À l’occasion de la Journée internationale des espèces menacées, le Congo Basin Conservation Society (CBCS-Network), membre de la Société Civile Environnementale en RDC, lance un cri d’alarme. Le réseau appelle à la cessation immédiate du braconnage, des massacres d’espèces rares et de l’occupation illégale des aires protégées, dénonçant une situation qui menace directement l’avenir écologique et humain du Bassin du Congo.
Le communiqué s’ouvre sur une injonction claire, « Cessez d’occuper les aires protégées et cessez de tourner vos armes contre la biodiversité ». Pour le CBCS-Network, il ne s’agit plus seulement d’un problème environnemental, mais d’un crime contre l’humanité. La perte de la biodiversité, avertit le réseau, bouleversera l’équilibre écologique et les chaînes alimentaires dont dépendent les populations locales et leurs enfants.
Le Bassin du Congo, considéré comme le deuxième poumon vert de la planète après l’Amazonie, est aujourd’hui menacé par une série de pratiques destructrices. Le communiqué dénonce la montée en puissance du braconnage délibéré, la destruction des habitats naturels, l’exploitation minière illégale et l’occupation armée des zones protégées. Ces activités compromettent la survie de milliers d’espèces emblématiques, parmi lesquelles les grands singes, éléphants, hippopotames, perroquets gris et okapis, mais aussi les forêts de bois rares qui constituent une richesse écologique et économique inestimable.
Des faits documentés sur le terrain
Dans le Parc National de Virunga, les éléphants sont victimes de massacres organisés par des groupes armés, tandis que les éco-gardes subissent des attaques répétées. Dans le Parc de Kahuzi-Biega, l’exploitation minière illégale et le commerce de bois et de braise détruisent le couvert végétal, accentuant la déforestation autour de Bukavu et Goma. La Ruzizi et le Lac Tanganyika sont devenus le théâtre d’un massacre des hippopotames, transformés en ration alimentaire.

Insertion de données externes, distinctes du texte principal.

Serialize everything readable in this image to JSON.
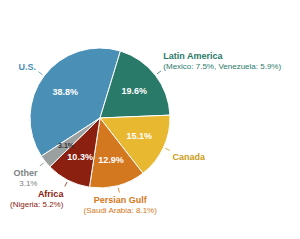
{
  "chart_data": {
    "type": "pie",
    "categories": [
      "U.S.",
      "Latin America",
      "Canada",
      "Persian Gulf",
      "Africa",
      "Other"
    ],
    "values": [
      38.8,
      19.6,
      15.1,
      12.9,
      10.3,
      3.1
    ],
    "value_labels": [
      "38.8%",
      "19.6%",
      "15.1%",
      "12.9%",
      "10.3%",
      "3.1%"
    ],
    "colors": [
      "#4a8fb5",
      "#2a7a6a",
      "#e8b830",
      "#d47820",
      "#8b2010",
      "#9aA0a0"
    ],
    "data_labels": true,
    "annotations": [
      {
        "category": "Latin America",
        "text": "(Mexico: 7.5%, Venezuela: 5.9%)"
      },
      {
        "category": "Persian Gulf",
        "text": "(Saudi Arabia: 8.1%)"
      },
      {
        "category": "Africa",
        "text": "(Nigeria: 5.2%)"
      },
      {
        "category": "Other",
        "text": "3.1%"
      }
    ]
  }
}
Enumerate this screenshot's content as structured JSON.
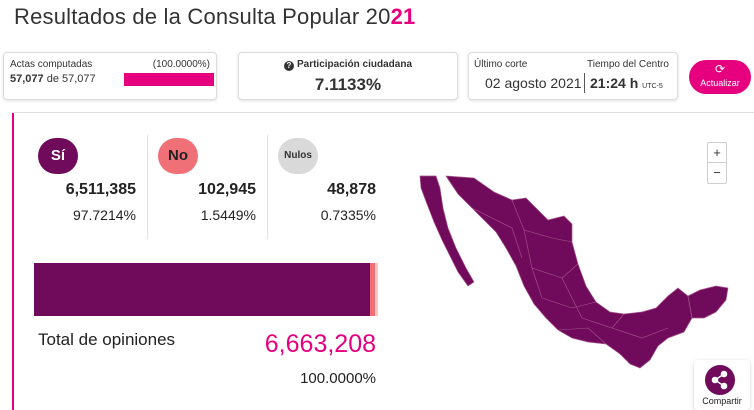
{
  "header": {
    "title_main": "Resultados de la Consulta Popular 20",
    "title_accent": "21"
  },
  "actas": {
    "label": "Actas computadas",
    "percent": "(100.0000%)",
    "count": "57,077",
    "of_text": " de 57,077",
    "progress": 1.0
  },
  "participacion": {
    "label": "Participación ciudadana",
    "value": "7.1133%",
    "icon": "question-circle-icon"
  },
  "corte": {
    "ultimo_label": "Último corte",
    "tiempo_label": "Tiempo del Centro",
    "date": "02 agosto 2021",
    "time": "21:24 h",
    "tz": "UTC-5"
  },
  "refresh": {
    "label": "Actualizar",
    "icon": "refresh-icon"
  },
  "options": [
    {
      "key": "si",
      "label": "Sí",
      "votes": "6,511,385",
      "percent": "97.7214%",
      "share": 0.977214,
      "color": "#6f0b5a"
    },
    {
      "key": "no",
      "label": "No",
      "votes": "102,945",
      "percent": "1.5449%",
      "share": 0.015449,
      "color": "#f07078"
    },
    {
      "key": "nulos",
      "label": "Nulos",
      "votes": "48,878",
      "percent": "0.7335%",
      "share": 0.007335,
      "color": "#ffc8b8"
    }
  ],
  "total": {
    "label": "Total de opiniones",
    "value": "6,663,208",
    "percent": "100.0000%"
  },
  "map": {
    "zoom_in": "+",
    "zoom_out": "−",
    "fill_color": "#6f0b5a",
    "icon": "mexico-map"
  },
  "share": {
    "label": "Compartir",
    "icon": "share-icon"
  },
  "colors": {
    "accent": "#e6007e",
    "primary": "#6f0b5a"
  }
}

Au Parc de l’Upemba, une attaque armée survenue en mars 2026 a coûté la vie à plusieurs éco-gardes, qualifiés de « héros verts » par le communiqué.
Dans la Réserve de Faune à Okapi, le braconnage et l’exploitation minière illégale continuent d’alimenter les réseaux criminel. Dans le Parc de Maiko, l’insécurité et l’exploitation minière illégale menacent gravement la biodiversité, sous la supervision de groupes armés locaux.

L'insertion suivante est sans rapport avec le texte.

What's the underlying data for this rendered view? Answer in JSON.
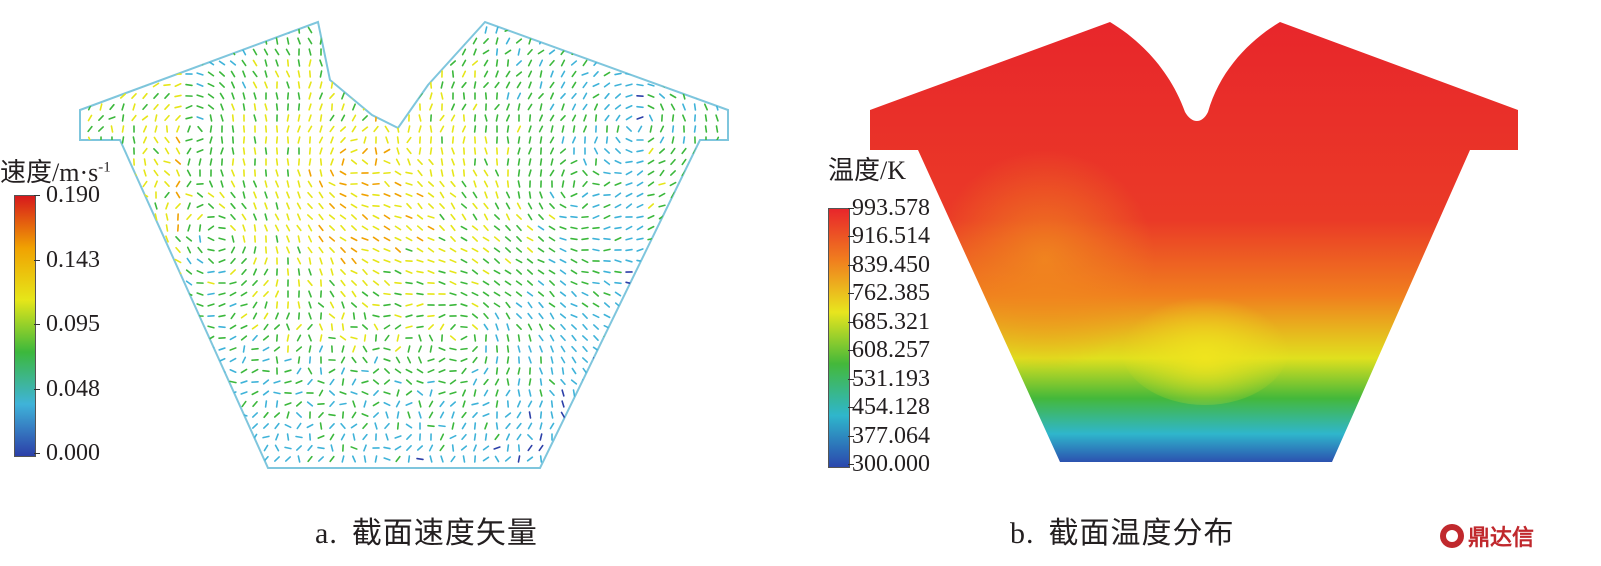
{
  "panel_a": {
    "legend_title": "速度/m·s",
    "legend_title_sup": "-1",
    "ticks": [
      "0.190",
      "0.143",
      "0.095",
      "0.048",
      "0.000"
    ],
    "caption_prefix": "a.",
    "caption": "截面速度矢量",
    "colormap": [
      "#d7191c",
      "#f0a202",
      "#e6e619",
      "#3cb83c",
      "#3fb3d9",
      "#2c3fa8"
    ]
  },
  "panel_b": {
    "legend_title": "温度/K",
    "ticks": [
      "993.578",
      "916.514",
      "839.450",
      "762.385",
      "685.321",
      "608.257",
      "531.193",
      "454.128",
      "377.064",
      "300.000"
    ],
    "caption_prefix": "b.",
    "caption": "截面温度分布",
    "colormap": [
      "#e8262b",
      "#f07f1e",
      "#e8e51e",
      "#44b83a",
      "#2fb6cc",
      "#2b47ad"
    ]
  },
  "watermark": "鼎达信"
}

Le CBCS-Network souligne que ces faits ne sont pas isolés mais relèvent d’une complicité organisée visant à exploiter les ressources naturelles du Bassin du Congo au détriment des générations futures. Le communiqué insiste sur le caractère moralement et légalement inacceptable de ces pratiques, qui causent des dommages graves, étendus et durables à la nature et au climat.
Vers la reconnaissance de l’écocide
Le réseau appelle à l’intégration de l’écocide dans la législation congolaise, en cohérence avec les engagements internationaux de la RDC. Cette initiative, portée par le Chef de l’État et la Ministre de l’Environnement et de la Nouvelle Économie du Climat, s’inscrit dans une dynamique mondiale visant à reconnaître l’écocide comme un crime contre l’humanité dans le Statut de Rome.
« Tourner vos armes contre la biodiversité, c’est vouloir nous diriger vers la sixième extinction de masse. » Pour le CBCS-Network, la justice nationale et internationale ne pardonnera jamais ces crimes environnementaux, désormais largement documentés.